Zing Forum

Reading

Multimodal Large Model OCR Fine-Tuning Practice: Analysis of the Combined Optimization Scheme of LoRA+GRPO+ICL

This project is an undergraduate graduation design that demonstrates how to use LoRA and GRPO technologies to fine-tune a multimodal large language model, and integrate ICL (In-Context Learning) during the inference phase to improve OCR task performance. Based on the Qwen3VL model and combined with CTW and CASIA datasets, the project provides a complete optimization scheme for multimodal OCR models.

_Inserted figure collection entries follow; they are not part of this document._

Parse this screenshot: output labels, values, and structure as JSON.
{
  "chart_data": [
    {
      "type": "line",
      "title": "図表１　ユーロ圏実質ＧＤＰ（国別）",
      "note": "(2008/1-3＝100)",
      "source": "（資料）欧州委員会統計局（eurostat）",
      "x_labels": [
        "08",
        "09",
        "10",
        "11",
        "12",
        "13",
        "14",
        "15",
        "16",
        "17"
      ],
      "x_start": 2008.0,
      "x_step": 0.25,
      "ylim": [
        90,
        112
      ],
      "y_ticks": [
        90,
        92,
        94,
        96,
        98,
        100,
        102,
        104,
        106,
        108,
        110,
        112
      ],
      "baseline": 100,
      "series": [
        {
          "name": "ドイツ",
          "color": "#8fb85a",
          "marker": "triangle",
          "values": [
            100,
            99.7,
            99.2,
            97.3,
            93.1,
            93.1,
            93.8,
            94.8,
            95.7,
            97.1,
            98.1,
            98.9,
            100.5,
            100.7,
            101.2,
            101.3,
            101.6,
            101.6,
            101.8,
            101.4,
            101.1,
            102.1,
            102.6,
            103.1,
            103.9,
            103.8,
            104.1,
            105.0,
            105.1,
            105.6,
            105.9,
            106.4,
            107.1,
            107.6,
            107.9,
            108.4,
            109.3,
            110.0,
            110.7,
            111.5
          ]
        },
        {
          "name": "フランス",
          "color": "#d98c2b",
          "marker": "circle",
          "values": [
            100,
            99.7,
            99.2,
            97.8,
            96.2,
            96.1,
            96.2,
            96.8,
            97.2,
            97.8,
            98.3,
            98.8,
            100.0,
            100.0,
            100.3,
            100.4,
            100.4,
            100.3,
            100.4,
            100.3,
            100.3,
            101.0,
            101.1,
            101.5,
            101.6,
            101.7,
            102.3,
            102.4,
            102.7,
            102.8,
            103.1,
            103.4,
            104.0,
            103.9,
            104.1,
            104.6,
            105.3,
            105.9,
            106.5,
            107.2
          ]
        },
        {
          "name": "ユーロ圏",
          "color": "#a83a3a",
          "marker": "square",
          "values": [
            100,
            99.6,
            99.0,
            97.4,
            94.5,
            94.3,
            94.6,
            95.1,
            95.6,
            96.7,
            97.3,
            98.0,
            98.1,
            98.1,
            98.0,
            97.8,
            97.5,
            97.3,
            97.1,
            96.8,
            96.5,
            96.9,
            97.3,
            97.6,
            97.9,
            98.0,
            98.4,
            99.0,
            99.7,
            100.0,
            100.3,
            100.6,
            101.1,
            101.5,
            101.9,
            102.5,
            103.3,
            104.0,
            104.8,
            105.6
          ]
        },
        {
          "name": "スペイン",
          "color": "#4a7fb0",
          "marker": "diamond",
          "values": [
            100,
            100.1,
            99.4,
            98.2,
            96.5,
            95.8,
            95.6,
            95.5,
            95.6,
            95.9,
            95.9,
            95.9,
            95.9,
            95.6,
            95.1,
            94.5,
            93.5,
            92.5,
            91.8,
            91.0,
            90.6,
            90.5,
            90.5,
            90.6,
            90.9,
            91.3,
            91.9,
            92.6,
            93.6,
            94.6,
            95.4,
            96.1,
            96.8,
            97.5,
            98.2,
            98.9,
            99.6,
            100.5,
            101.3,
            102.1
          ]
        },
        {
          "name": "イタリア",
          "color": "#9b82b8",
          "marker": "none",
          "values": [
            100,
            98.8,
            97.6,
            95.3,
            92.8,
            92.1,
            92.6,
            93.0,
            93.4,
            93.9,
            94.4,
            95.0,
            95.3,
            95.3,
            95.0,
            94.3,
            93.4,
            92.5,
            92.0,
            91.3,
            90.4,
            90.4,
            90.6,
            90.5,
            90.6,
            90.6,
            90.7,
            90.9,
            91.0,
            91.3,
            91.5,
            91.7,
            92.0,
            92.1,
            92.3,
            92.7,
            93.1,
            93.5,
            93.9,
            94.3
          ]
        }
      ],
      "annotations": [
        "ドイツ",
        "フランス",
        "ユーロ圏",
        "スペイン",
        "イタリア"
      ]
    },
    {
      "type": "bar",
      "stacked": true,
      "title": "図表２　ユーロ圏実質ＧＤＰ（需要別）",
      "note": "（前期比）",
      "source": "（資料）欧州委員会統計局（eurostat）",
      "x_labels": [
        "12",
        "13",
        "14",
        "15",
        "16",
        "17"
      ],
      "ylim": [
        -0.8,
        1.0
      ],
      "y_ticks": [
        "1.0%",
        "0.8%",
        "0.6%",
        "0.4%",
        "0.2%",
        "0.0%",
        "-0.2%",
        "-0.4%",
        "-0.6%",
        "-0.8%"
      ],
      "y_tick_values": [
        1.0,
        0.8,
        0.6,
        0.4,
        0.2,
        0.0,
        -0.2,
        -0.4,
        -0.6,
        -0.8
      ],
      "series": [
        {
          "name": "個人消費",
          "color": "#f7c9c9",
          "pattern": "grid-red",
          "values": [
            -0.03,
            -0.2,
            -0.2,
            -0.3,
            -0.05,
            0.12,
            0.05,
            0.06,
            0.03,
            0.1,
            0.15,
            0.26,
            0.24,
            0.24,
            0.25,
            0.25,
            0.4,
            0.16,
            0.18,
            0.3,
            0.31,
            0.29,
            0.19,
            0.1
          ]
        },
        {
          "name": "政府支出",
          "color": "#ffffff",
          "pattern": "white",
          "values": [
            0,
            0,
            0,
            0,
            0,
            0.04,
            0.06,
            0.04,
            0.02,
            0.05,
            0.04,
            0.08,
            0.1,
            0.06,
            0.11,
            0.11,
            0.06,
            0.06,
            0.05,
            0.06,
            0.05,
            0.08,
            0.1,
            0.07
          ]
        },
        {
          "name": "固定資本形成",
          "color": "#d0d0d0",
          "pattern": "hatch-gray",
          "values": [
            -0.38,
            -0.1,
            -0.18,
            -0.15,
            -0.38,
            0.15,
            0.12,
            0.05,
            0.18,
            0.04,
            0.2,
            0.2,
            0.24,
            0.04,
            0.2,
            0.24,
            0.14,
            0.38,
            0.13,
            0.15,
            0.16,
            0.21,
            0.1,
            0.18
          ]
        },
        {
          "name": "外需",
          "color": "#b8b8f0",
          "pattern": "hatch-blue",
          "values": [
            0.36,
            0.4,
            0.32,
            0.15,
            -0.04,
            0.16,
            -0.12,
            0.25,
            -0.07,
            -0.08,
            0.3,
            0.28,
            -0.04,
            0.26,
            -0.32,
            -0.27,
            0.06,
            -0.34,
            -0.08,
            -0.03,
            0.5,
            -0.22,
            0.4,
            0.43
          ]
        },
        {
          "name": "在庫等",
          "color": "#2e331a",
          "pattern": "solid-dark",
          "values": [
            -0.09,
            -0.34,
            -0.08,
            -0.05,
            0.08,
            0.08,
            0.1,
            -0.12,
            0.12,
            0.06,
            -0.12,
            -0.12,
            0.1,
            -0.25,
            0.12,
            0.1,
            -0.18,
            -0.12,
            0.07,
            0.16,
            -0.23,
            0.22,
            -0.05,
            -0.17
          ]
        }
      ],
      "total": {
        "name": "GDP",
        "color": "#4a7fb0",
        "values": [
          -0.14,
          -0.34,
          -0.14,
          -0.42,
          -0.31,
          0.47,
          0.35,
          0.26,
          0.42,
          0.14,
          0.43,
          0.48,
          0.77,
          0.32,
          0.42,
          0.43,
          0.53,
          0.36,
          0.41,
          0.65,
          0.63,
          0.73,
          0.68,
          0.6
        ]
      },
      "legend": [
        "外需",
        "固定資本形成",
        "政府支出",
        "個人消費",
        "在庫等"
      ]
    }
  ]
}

LoRAGRPOICL多模态大模型OCRQwen3VL强化学习参数高效微调文本识别上下文学习
Published 2026-06-12 15:14Recent activity 2026-06-12 15:28Estimated read 5 min
Multimodal Large Model OCR Fine-Tuning Practice: Analysis of the Combined Optimization Scheme of LoRA+GRPO+ICL
1

Section 01

Multimodal Large Model OCR Fine-Tuning Practice: Guide to the Combined Optimization Scheme of LoRA+GRPO+ICL

This project is an undergraduate graduation design that demonstrates how to use LoRA (Low-Rank Adaptation) and GRPO (Group Relative Policy Optimization) technologies to fine-tune the multimodal large language model Qwen3VL, and integrate ICL (In-Context Learning) during the inference phase to improve OCR task performance. Combined with CTW and CASIA datasets, the project provides a complete optimization scheme for multimodal OCR models, and the technical combination forms an optimization loop from training to inference.

2

Section 02

Technical Background: Synergistic Effect of Three Core Technologies

The project's technical scheme is based on three core components: LoRA, GRPO, and ICL. LoRA reduces parameter consumption through low-rank matrix fine-tuning while preserving pre-trained knowledge; GRPO (an improved version of PPO) uses intra-group relative reward estimation as the baseline to reduce memory usage and optimize OCR recognition strategies; ICL adapts to specific scenarios through examples during inference. The three form a complete chain: LoRA efficient fine-tuning → GRPO reinforcement optimization → ICL inference enhancement.

3

Section 03

Model Architecture and Training Strategy

The base model is Qwen3VL (visual encoder + language model architecture). QLoRA quantized fine-tuning (16-bit floating point) is used, with LoRA configuration targeting attention layers (q/k/v/o_proj) and feed-forward network layers (gate/up/down_proj). The dataset uses 3000 samples each from CTW and CASIA, merged into a 6000-sample training set. Training configuration: mixed precision (fp16), batch size 2, gradient accumulation 4 (equivalent to batch size 8), learning rate 5e-5 (cosine annealing).

4

Section 04

Reward Function Design: Multi-Dimensional Quality Evaluation

GRPO training uses dual reward functions: accuracy reward (1.0 if output is exactly consistent with annotation, otherwise 0); edit distance reward (Levenshtein similarity with a weight of 0.5). The combination of the two: accuracy pursues final correctness, while edit distance provides a progressive optimization signal to assist model learning.

5

Section 05

ICL Inference Optimization: Value of Contextual Examples

ICL technology is integrated during the inference phase, and input examples (image-text pairs) help the model adapt to specific scenarios (such as printed/handwritten text, street view/documents). ICL and fine-tuning form a closed loop: fine-tuning masters basic capabilities, ICL quickly adapts to scenarios, improving flexibility.

6

Section 06

Technical Highlights and Innovations

  1. Systematic technical combination: LoRA, GRPO, and ICL form a complete optimization chain from training to inference; 2. Reward function design: combination of accuracy and edit distance, balancing final correctness and progressive optimization; 3. Meticulous data processing: image format conversion, dialogue template construction, system prompt design (specifying the OCR expert role to output only results).
7

Section 07

Application Scenarios and Limitations

Applicable scenarios: limited resources cannot support full fine-tuning, rapid adaptation to new scenarios/fonts, building dedicated OCR capabilities from general models. Limitations: GRPO requires designing appropriate reward functions; LoRA still needs CUDA memory; ICL effect depends on example selection; complete inference process and evaluation metrics need to be improved.